Copacetic in all this turmoil is the market potential. In particular, a connected person could work anywhere in a virtual world. She would be with any worker, alone, in a group, at a conference, delivering a paper, even serving time in prison.

And there’s the issue. Philip K. Dick hinted of it in A Scanner Darkly (1977). The story, while not set in a virtual world, was set in what amounted to a police state very much like what we have today, with the NSA and FBI watch and listening to all that we do. The protagonist, a man with two personalities neither of which are quite aware of the other, end up on a prison farm husbanding the drug that he was sworn, as an officer of the law, to destroy.

More recently, The Matrix series (author’s identity contested) has been much more direct in its clear depiction of an autocratic virtual state.

This final loss of liberty is so frightening that it simply cannot be overlooked. But legislation is not the answer; laws rarely are the answer. The state is usually more of a problem than an answer.

The answer, if resolution exists, rests with the individual. It is no different than the care we take (or fail to take) against those who would harm us through our electronic records. Identity thieves, electronic burglars, government snooping, encryption backdoors, shredding our records, properly erasing our files on our storage media are all ways we can protect ourselves. And they are all pretty darn easy.

There are some who wander among us who know the truth from fiction. These wanderers have a zeal to speak truth to small groups about freedoms and how you can protect yourself and help you to carry that forward. Look for them on message boards like Facebook. Computer security is more important now and will grow exponentially (not without limit, however) as technology makes an assault on our pre-frontal cortex on its way to our brain stem.

But is there a Deus Ex Machina laying in wait? A Dudley Doright, finally unentangled by bureaucratic Canadian red tape crossing the electronic frontier? Probably not. Probably not even necessary. Why not use options available today upgraded for the new age?

Specifically, backup systems have, passively and actively, been protecting important data (including personal data taken intrusively and illegally by the State) from accidental and more sinister forms of destruction.
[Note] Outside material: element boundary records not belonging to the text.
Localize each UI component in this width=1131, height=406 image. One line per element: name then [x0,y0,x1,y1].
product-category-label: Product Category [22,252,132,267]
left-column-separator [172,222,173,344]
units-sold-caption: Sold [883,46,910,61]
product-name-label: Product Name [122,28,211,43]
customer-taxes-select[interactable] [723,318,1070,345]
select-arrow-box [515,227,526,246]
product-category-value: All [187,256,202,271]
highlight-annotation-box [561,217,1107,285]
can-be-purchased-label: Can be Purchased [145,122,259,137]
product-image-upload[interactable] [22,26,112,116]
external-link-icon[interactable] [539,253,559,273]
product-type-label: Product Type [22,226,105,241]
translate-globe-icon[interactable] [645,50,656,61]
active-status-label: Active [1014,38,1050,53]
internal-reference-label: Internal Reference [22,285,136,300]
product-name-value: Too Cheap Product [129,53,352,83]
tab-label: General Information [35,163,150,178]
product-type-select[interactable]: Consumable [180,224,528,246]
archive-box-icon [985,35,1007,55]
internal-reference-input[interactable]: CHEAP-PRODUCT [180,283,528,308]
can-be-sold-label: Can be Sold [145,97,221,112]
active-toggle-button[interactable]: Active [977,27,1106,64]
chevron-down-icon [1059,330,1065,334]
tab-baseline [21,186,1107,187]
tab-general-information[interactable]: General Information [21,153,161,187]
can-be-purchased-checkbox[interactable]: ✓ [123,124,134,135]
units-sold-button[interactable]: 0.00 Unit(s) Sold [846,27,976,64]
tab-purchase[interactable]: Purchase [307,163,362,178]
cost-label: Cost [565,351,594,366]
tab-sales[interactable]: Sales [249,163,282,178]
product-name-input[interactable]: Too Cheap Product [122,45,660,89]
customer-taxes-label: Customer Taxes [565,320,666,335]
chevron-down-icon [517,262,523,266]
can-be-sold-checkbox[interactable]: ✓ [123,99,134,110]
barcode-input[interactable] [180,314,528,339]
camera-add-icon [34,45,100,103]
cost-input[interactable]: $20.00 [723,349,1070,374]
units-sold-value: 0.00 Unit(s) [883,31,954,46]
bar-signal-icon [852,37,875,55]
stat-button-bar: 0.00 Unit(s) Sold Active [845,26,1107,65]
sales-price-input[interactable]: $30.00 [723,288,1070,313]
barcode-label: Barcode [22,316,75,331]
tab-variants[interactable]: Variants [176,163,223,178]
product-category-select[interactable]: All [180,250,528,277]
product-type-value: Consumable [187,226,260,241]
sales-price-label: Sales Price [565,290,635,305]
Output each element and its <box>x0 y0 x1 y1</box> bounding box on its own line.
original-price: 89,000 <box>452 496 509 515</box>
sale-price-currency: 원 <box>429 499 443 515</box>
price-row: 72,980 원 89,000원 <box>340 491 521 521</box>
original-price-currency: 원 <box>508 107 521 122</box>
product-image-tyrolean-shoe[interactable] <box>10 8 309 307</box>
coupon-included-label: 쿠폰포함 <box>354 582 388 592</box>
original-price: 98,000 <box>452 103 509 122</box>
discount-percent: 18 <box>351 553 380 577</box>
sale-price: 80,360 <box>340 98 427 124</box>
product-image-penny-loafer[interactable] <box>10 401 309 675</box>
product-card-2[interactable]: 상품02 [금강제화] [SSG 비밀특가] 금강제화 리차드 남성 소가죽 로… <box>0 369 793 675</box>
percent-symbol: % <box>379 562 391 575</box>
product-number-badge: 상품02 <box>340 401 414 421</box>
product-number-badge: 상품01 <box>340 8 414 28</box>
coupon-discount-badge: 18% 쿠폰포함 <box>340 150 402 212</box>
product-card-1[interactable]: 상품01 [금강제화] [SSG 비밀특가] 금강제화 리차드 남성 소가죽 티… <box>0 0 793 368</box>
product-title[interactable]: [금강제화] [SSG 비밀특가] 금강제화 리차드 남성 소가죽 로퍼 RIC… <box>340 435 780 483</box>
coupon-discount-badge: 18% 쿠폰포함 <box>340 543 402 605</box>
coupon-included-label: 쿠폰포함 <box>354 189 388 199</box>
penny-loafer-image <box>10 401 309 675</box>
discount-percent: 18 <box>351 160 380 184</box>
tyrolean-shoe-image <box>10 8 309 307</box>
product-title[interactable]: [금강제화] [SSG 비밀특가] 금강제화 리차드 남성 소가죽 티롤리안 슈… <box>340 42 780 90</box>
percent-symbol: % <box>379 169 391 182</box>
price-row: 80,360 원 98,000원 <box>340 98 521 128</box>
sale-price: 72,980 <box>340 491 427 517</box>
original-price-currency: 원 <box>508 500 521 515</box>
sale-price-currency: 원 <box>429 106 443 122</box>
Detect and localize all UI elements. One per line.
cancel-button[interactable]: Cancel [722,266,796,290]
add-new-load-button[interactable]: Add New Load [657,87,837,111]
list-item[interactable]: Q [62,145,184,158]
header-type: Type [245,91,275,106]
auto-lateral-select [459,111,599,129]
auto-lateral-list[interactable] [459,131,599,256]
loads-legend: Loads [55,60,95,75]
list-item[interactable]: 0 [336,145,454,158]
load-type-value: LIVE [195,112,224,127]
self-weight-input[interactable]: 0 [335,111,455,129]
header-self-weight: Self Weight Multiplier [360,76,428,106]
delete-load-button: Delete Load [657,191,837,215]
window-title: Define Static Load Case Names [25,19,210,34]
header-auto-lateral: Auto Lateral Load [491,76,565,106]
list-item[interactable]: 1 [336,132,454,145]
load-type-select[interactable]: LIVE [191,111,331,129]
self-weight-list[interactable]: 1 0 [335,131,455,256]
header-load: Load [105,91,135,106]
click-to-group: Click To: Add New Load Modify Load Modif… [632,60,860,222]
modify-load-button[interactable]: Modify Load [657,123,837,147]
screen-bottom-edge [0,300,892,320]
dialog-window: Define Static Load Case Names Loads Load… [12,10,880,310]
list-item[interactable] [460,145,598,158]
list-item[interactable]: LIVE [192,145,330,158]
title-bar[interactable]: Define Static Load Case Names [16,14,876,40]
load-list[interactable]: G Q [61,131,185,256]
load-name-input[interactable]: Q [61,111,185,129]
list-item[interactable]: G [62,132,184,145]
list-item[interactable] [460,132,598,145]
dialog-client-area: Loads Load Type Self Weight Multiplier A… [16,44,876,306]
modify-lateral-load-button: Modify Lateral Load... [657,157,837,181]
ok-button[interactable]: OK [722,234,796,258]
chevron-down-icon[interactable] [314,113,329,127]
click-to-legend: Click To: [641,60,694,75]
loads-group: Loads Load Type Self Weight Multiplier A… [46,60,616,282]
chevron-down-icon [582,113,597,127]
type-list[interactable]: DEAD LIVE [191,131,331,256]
Solid state memory is becoming more efficient and cost-effective. By the time the trend to large-scale virtual reality is upon us the ability to backup personalities, memories, and rational and motor skills will be essential. Of course, the ability to reboot a human to a life free of bondage to a malevolent autocracy is more than efflorescent. These are problems yet to be solved.

Neural Lace is but a scaffold. Neural Lace 2.0 could easily be a fully neurological network designed to connect the neural Man to the Virtual World. We the humans only maintain our humanity, the possessors of Natural Rights, those imbued with organic life, true life, by maintaining the balance of Nature by retaining control over our inventions.

I wish to state that I am not claiming that any form of conspiracy is involved here. Just the opposite. The desire, the excitement of man for new, the untried, and unknown engages our minds. It drives toward the next dawn. It conducts our symphony of dreams, and poetry of physics.

But though all our eagerness, we must never forget the primacy of the individual is without peer. Isaac Asimov was prescient when he wrote The Three Laws of Robotics which I will reprint here.

  1. A robot may not injure a human being or, through inaction, allow a human being to come to harm.
  2. A robot must obey the orders given it by human beings except where such orders would conflict with the First Law.
  3. A robot must protect its own existence as long as such protection does not conflict with the First or Second Laws.

At a later date, Asimov revised the Laws by adding a Zeroth Law as follow,

0. A robot may not harm humanity, or, by inaction, allow humanity to come to harm.

It may do humanity well to heed Asimov’s prescience and encode into all Artificial Intelligence and the Virtual Worlds that the AI control with the Four Laws of Robotics. That plus a backup fail-safe might just be humanity’s protection from ultimate oblivion.